NEWTON FALLS In recall, voters oust 2 officials

Voters say they were disgruntled with the behavior of city council.
NEWTON FALLS -- Voters in Newton Falls ejected two longtime city councilmen in the city's second recall election in a decade.
"I'm not going to go to bed and cry, I'll tell you that," said Thomas McKee, who has represented the city's 4th Ward off and on for about 17 years. "I might just celebrate."
Lester Irwin, the 2nd Ward councilman and former city mayor who also was recalled, declined to speak Tuesday night.
"The public will notice the difference," said Kevin Rufener, a 33-year-old lifelong city resident who was elected to replace McKee.
Rufener said residents had become fed up with city council not only for its handling of Streetscape, the controversial $3 million downtown redevelopment project, but also on a number of other issues.
"City council has been ignoring public opinion, refusing to respond to questions and not allowing us to know anything to do with the decision-making that goes on in this town and affects us," he said.
Streetscape, however, was on the minds of many voters who turned out at polls Tuesday. Irwin and McKee have been proponents of the project, which was approved by city council Monday.
What voters said
"We should have been voting on Streetscape, not on the recall of two councilmen," said Kristi Gibson, who lives in the 2nd Ward. "These guys haven't done any treason or anything."
Others were more critical of council.
"I feel people have their own agendas, and they don't necessarily reflect the constituents," said Jennifer Zelle of the 2nd Ward.

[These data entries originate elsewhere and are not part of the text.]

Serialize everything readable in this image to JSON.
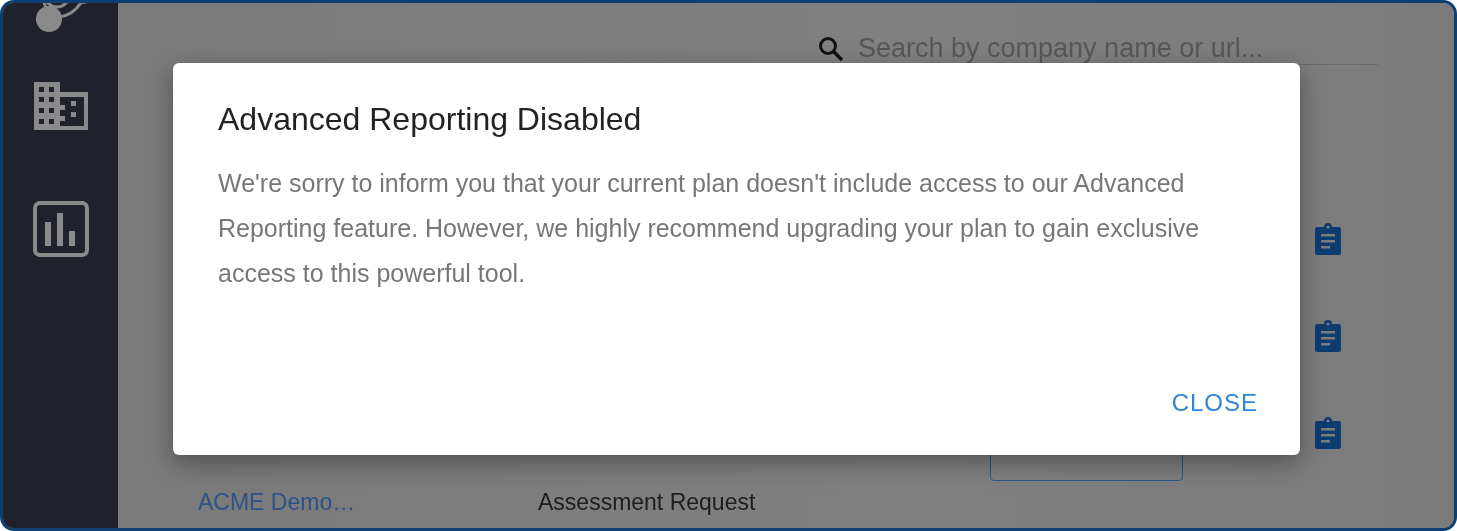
{
  "search": {
    "placeholder": "Search by company name or url..."
  },
  "rows": [
    {
      "name": "",
      "type": "",
      "has_button": false
    },
    {
      "name": "",
      "type": "",
      "has_button": false
    },
    {
      "name": "",
      "type": "",
      "has_button": true
    },
    {
      "name": "ACME Demo…",
      "type": "Assessment Request",
      "has_button": false
    }
  ],
  "dialog": {
    "title": "Advanced Reporting Disabled",
    "body": "We're sorry to inform you that your current plan doesn't include access to our Advanced Reporting feature. However, we highly recommend upgrading your plan to gain exclusive access to this powerful tool.",
    "actions": [
      "CLOSE"
    ]
  }
}
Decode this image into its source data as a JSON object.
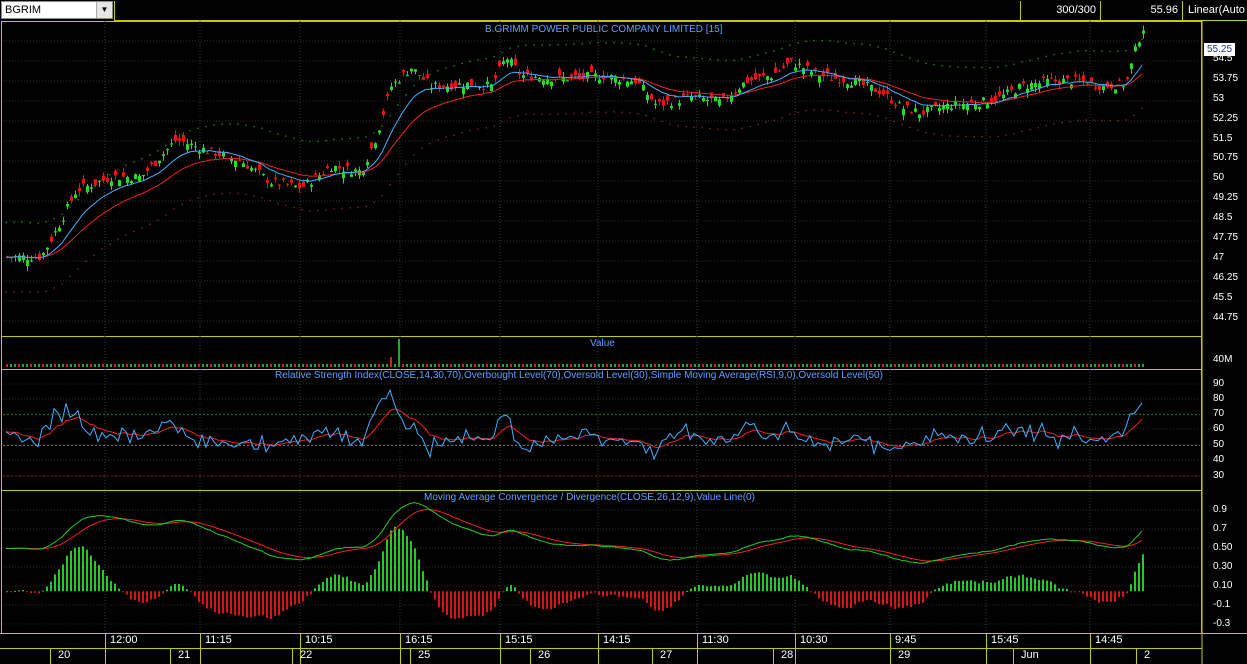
{
  "symbol": "BGRIM",
  "toolbar": {
    "bars": "300/300",
    "last": "55.96",
    "scale": "Linear(Auto"
  },
  "price_panel": {
    "title": "B.GRIMM POWER PUBLIC COMPANY LIMITED [15]",
    "current_price": "55.25",
    "y_ticks": [
      "55.25",
      "54.5",
      "53.75",
      "53",
      "52.25",
      "51.5",
      "50.75",
      "50",
      "49.25",
      "48.5",
      "47.75",
      "47",
      "46.25",
      "45.5",
      "44.75"
    ]
  },
  "volume_panel": {
    "title": "Value",
    "y_ticks": [
      "40M"
    ]
  },
  "rsi_panel": {
    "title": "Relative Strength Index(CLOSE,14,30,70),Overbought Level(70),Oversold Level(30),Simple Moving Average(RSI,9,0),Oversold Level(50)",
    "y_ticks": [
      "90",
      "80",
      "70",
      "60",
      "50",
      "40",
      "30"
    ]
  },
  "macd_panel": {
    "title": "Moving Average Convergence / Divergence(CLOSE,26,12,9),Value Line(0)",
    "y_ticks": [
      "0.9",
      "0.7",
      "0.50",
      "0.30",
      "0.10",
      "-0.1",
      "-0.3"
    ]
  },
  "time_axis": {
    "times": [
      "12:00",
      "11:15",
      "10:15",
      "16:15",
      "15:15",
      "14:15",
      "11:30",
      "10:30",
      "9:45",
      "15:45",
      "14:45"
    ],
    "days": [
      "20",
      "21",
      "22",
      "25",
      "26",
      "27",
      "28",
      "29",
      "Jun",
      "2"
    ]
  },
  "colors": {
    "up": "#22dd22",
    "down": "#ee1111",
    "frame": "#c8c800",
    "title": "#5aa0ff",
    "ema_fast": "#40b0ff",
    "ema_slow": "#ee2222"
  }
}
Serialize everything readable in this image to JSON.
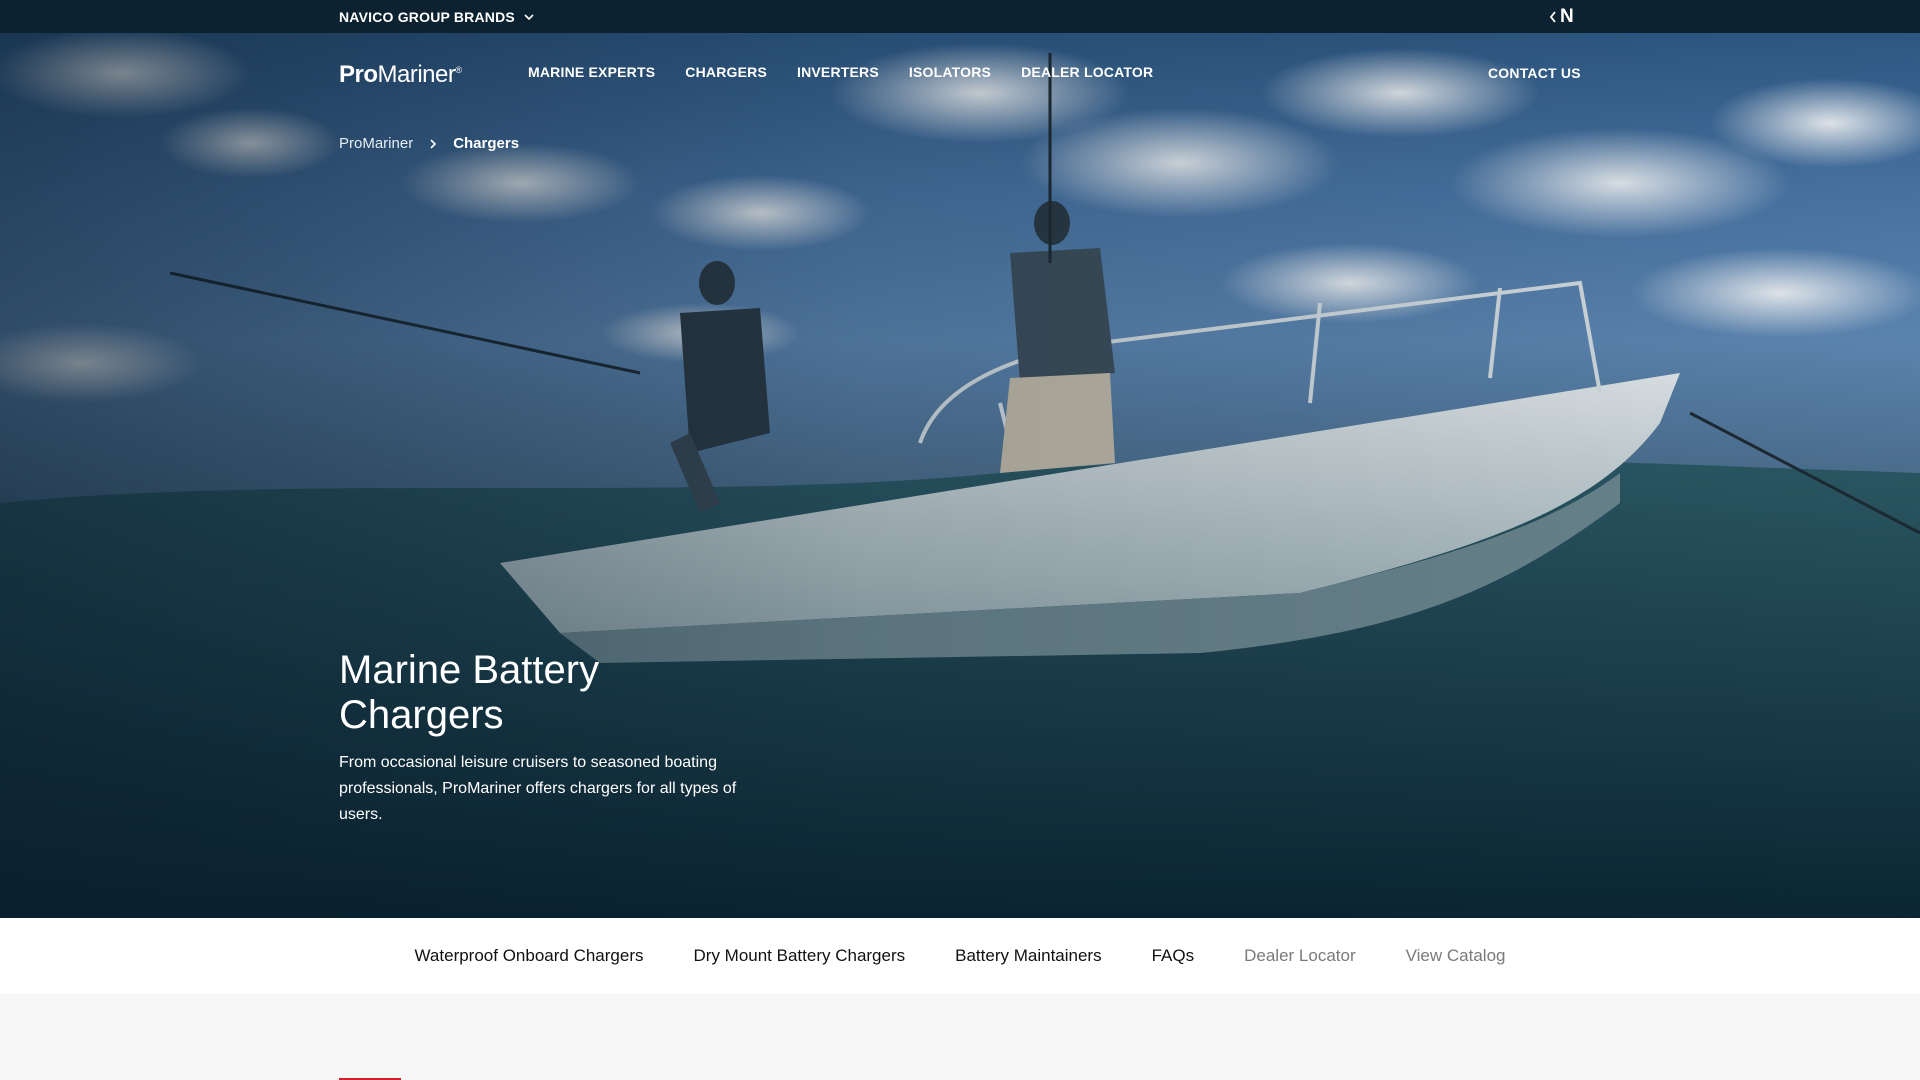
{
  "brand_bar": {
    "brands_label": "NAVICO GROUP BRANDS",
    "logo_text": "N"
  },
  "header": {
    "logo_pro": "Pro",
    "logo_mariner": "Mariner",
    "logo_reg": "®",
    "nav": [
      "MARINE EXPERTS",
      "CHARGERS",
      "INVERTERS",
      "ISOLATORS",
      "DEALER LOCATOR"
    ],
    "contact": "CONTACT US"
  },
  "breadcrumb": {
    "home": "ProMariner",
    "current": "Chargers"
  },
  "hero": {
    "title": "Marine Battery Chargers",
    "subtitle": "From occasional leisure cruisers to seasoned boating professionals, ProMariner offers chargers for all types of users."
  },
  "subnav": {
    "items": [
      "Waterproof Onboard Chargers",
      "Dry Mount Battery Chargers",
      "Battery Maintainers",
      "FAQs",
      "Dealer Locator",
      "View Catalog"
    ]
  },
  "colors": {
    "brand_bar": "#0d2230",
    "accent_red": "#d0202a"
  }
}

On election night, the Trumbull County Board of Elections reported that of 562 registered voters in the 2nd ward, 85 came out to vote to recall Irwin, and 57 voted to allow him to keep his job.
The election results will become effective as soon as the board of elections meets to formally certify the results, likely in the next week, said Norma Williams, executive director of the board.
Because no one filed to be on the ballot to replace Irwin, it will be up to city council to appoint someone to fill his term through 2003, she said.
In the 4th Ward, which has 692 registered voters, 172 people voted to remove McKee from office, and 72 people voted to keep him.
Two candidates were on the ballot to replace McKee, whose term also extended to 2003: Rufener, who received 110 votes, and Phillip M. Beer, who received 87.
"We are basically on the same side," Beer said before election results were announced. "Council was not listening to the voting public."
An even more blunt assessment of city council came from Richard Braun II, a student and engineering technician from the 2nd Ward.
"They made mistakes, and it is our job to call them on it," he said.